Jack Bool’s review published on Letterboxd:
Imagine, Martin Scorsese's 'After Hours' envisioned by Nicolas Winding Refn, David Robert Mitchell & Gaspar Noé.
Soaring areal views, sweeping tracking shots & intricate close-ups collide in what is an explosive onslaught on the human eye.
Robert Pattinson delivers a career defining performance anchoring the frenetic, visceral energy that the Safdie brothers bring. Plenty of films have tackled the subject of heists going wrong but never have they been as visually inspired.
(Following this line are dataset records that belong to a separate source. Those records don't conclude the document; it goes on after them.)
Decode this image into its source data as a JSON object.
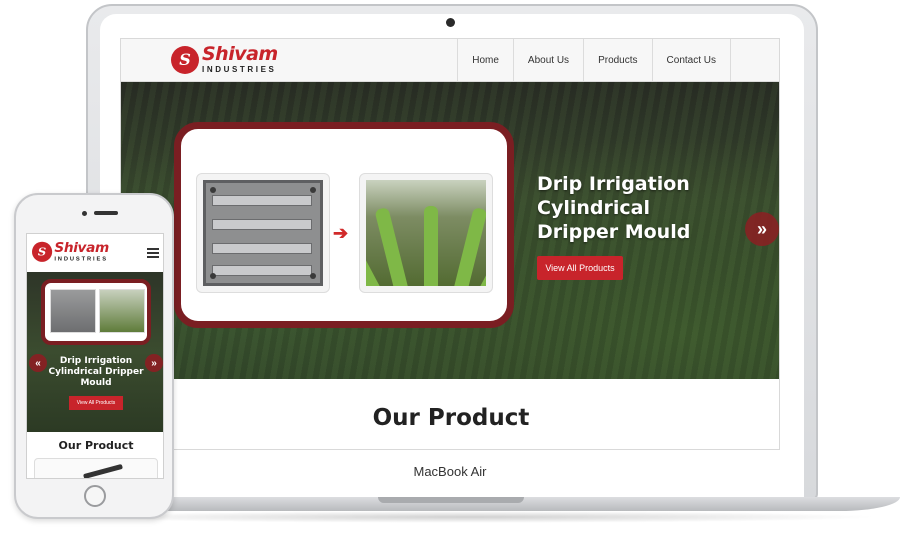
{
  "device_label": "MacBook Air",
  "site": {
    "logo": {
      "mark": "S",
      "name": "Shivam",
      "subtitle": "INDUSTRIES"
    },
    "nav": [
      {
        "label": "Home"
      },
      {
        "label": "About Us"
      },
      {
        "label": "Products"
      },
      {
        "label": "Contact Us"
      }
    ],
    "hero": {
      "title_lines": [
        "Drip Irrigation",
        "Cylindrical",
        "Dripper Mould"
      ],
      "button_label": "View All Products",
      "arrow_glyph": "➔",
      "next_glyph": "»"
    },
    "section_title": "Our Product"
  },
  "mobile": {
    "title": "Drip Irrigation Cylindrical Dripper Mould",
    "button_label": "View All Products",
    "prev_glyph": "«",
    "next_glyph": "»",
    "section_title": "Our Product"
  },
  "colors": {
    "brand_red": "#c8242b",
    "card_border": "#7a1e22"
  }
}
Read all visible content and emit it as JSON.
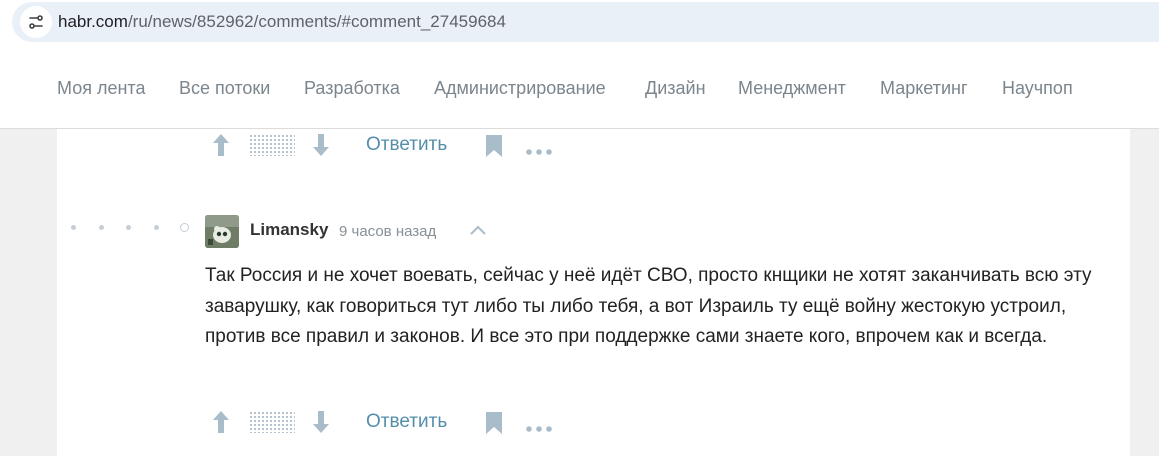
{
  "browser": {
    "url_host": "habr.com",
    "url_path": "/ru/news/852962/comments/#comment_27459684"
  },
  "nav": {
    "items": [
      "Моя лента",
      "Все потоки",
      "Разработка",
      "Администрирование",
      "Дизайн",
      "Менеджмент",
      "Маркетинг",
      "Научпоп"
    ]
  },
  "comments": [
    {
      "reply_label": "Ответить"
    },
    {
      "author": "Limansky",
      "time": "9 часов назад",
      "text": "Так Россия и не хочет воевать, сейчас у неё идёт СВО, просто кнщики не хотят заканчивать всю эту заварушку, как говориться тут либо ты либо тебя, а вот Израиль ту ещё войну жестокую устроил, против все правил и законов. И все это при поддержке сами знаете кого, впрочем как и всегда.",
      "reply_label": "Ответить"
    }
  ],
  "colors": {
    "accent": "#548eaa",
    "icon": "#a9bcc9",
    "nav_text": "#7b858d"
  },
  "icons": [
    "site-info-icon",
    "arrow-up-icon",
    "arrow-down-icon",
    "bookmark-icon",
    "more-icon",
    "chevron-up-icon",
    "avatar"
  ]
}
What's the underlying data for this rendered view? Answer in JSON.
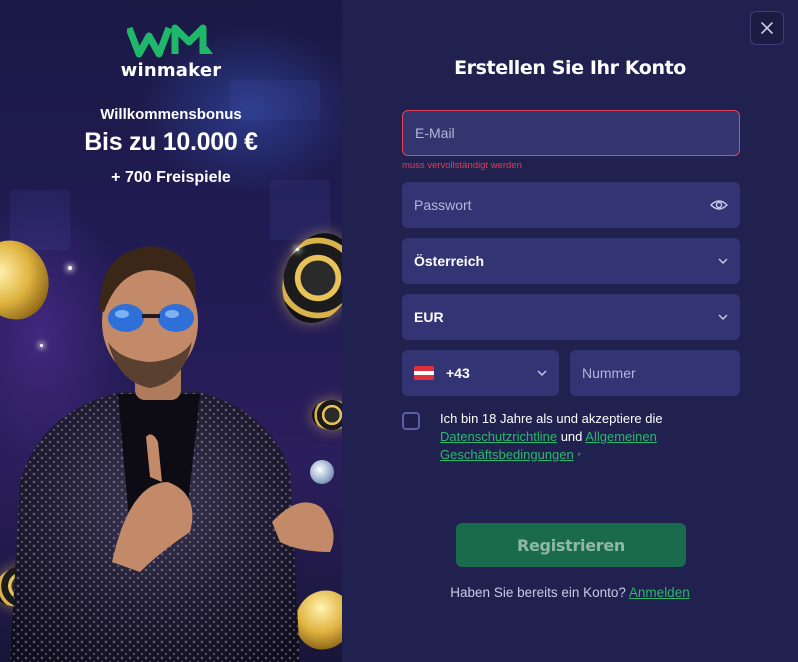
{
  "promo": {
    "logo_text": "winmaker",
    "bonus_label": "Willkommensbonus",
    "bonus_amount": "Bis zu 10.000 €",
    "bonus_spins": "+ 700 Freispiele"
  },
  "form": {
    "title": "Erstellen Sie Ihr Konto",
    "email": {
      "placeholder": "E-Mail",
      "error": "muss vervollständigt werden"
    },
    "password": {
      "placeholder": "Passwort",
      "icon": "eye-icon"
    },
    "country": {
      "value": "Österreich"
    },
    "currency": {
      "value": "EUR"
    },
    "phone": {
      "code": "+43",
      "placeholder": "Nummer",
      "flag": "austria-flag"
    },
    "terms": {
      "text_before": "Ich bin 18 Jahre als und akzeptiere die",
      "privacy_link": "Datenschutzrichtline",
      "conjunction": "und",
      "terms_link_1": "Allgemeinen",
      "terms_link_2": "Geschäftsbedingungen",
      "required_marker": "*"
    },
    "register_label": "Registrieren",
    "login_prompt": "Haben Sie bereits ein Konto?",
    "login_link": "Anmelden"
  },
  "colors": {
    "accent_green": "#29b86c",
    "error_red": "#e0435c",
    "panel_bg": "#20214f",
    "field_bg": "#323474",
    "logo_green": "#1fb86a"
  }
}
Everything is handled with such efficiency that it's remarkable this is only their third directorial feature.
Each sequence of the berserk editing is accompanied by Oneohtrix Point Never's dizzying, electric score that blends seamlessly with the ensuing mania. Comparisons to composers, Tangerine Dream don't go unnoticed as the pulsating beats collide with Sean Price William's vibrant cinematography.
Yet for all it's visual and technical glory, 'Good Time' is a very humane tale that encapsulates the relationship between two brothers. Despite suffering in the midst of an anxiety-induced state, I sympathised with the characters despite the despicable acts that they frequently commit.
Once the film takes ahold, it never lets go. From beginning to end, I was thoroughly engaged. Making it yet another illustrious credit to Robert Pattinson's renaissance and undoubtedly one of 2017's finest films.